Mark Windsor: "Beauty Unframed"
- Date: 9 October 2024, 14:15–16:00
- Location: English Park, Eng/2-1022
- Type: Seminar
- Organiser: Department of Philosophy
- Contact person: Elisabeth Schellekens Dammann
The Higher Seminar in Aesthetics
Mark Windsor, Uppsala University and MSCA: "Beauty Unframed: An Argument for Aesthetic Anti-Realism"
Abstract
Perhaps the strongest arguments for aesthetic anti-realism come from the prevalence of aesthetic disagreement. Evidently, we do not all find the same things beautiful or ugly, but rather our individual and cultural backgrounds shape the way we aesthetically experience objects. However, aesthetic realists can accommodate aesthetic disagreements by specifying requirements for the correct apprehension of objects’ aesthetic qualities; for example, that some actual or ideal audience must have certain background knowledge and expertise to be able to experience an object correctly.
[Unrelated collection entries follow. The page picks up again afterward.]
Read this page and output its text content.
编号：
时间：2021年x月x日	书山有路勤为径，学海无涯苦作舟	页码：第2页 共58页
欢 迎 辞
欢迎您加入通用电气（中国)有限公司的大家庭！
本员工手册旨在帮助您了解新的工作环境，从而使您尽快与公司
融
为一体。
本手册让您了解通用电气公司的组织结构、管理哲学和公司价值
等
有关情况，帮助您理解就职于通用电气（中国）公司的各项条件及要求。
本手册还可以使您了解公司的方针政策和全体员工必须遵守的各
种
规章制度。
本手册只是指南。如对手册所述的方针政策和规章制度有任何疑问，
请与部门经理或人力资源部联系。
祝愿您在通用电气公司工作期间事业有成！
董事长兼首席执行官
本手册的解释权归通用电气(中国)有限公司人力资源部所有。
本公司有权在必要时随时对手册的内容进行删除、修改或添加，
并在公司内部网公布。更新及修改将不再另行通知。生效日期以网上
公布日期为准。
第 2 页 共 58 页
Yet while these strategies may work for artworks and artefacts that are intended to be experienced in a certain way, they fail in the case of a class of objects that, following Yuriko Saito’s work on everyday aesthetics, I call ‘unframed’ aesthetic phenomena. These phenomena are not constrained with respect to how they should be aesthetically engaged with. I argue that since ‘unframed’ aesthetic objects can manifest incompatible aesthetic qualities depending on how they are aesthetically engaged with, there is no fact of the matter as to what aesthetic qualities they possess. I show how this poses a challenge to three main approaches to aesthetic value that have been used to support a realist view, namely, aesthetic empiricism, aesthetic primitivism, and Dominic Lopes’s network theory.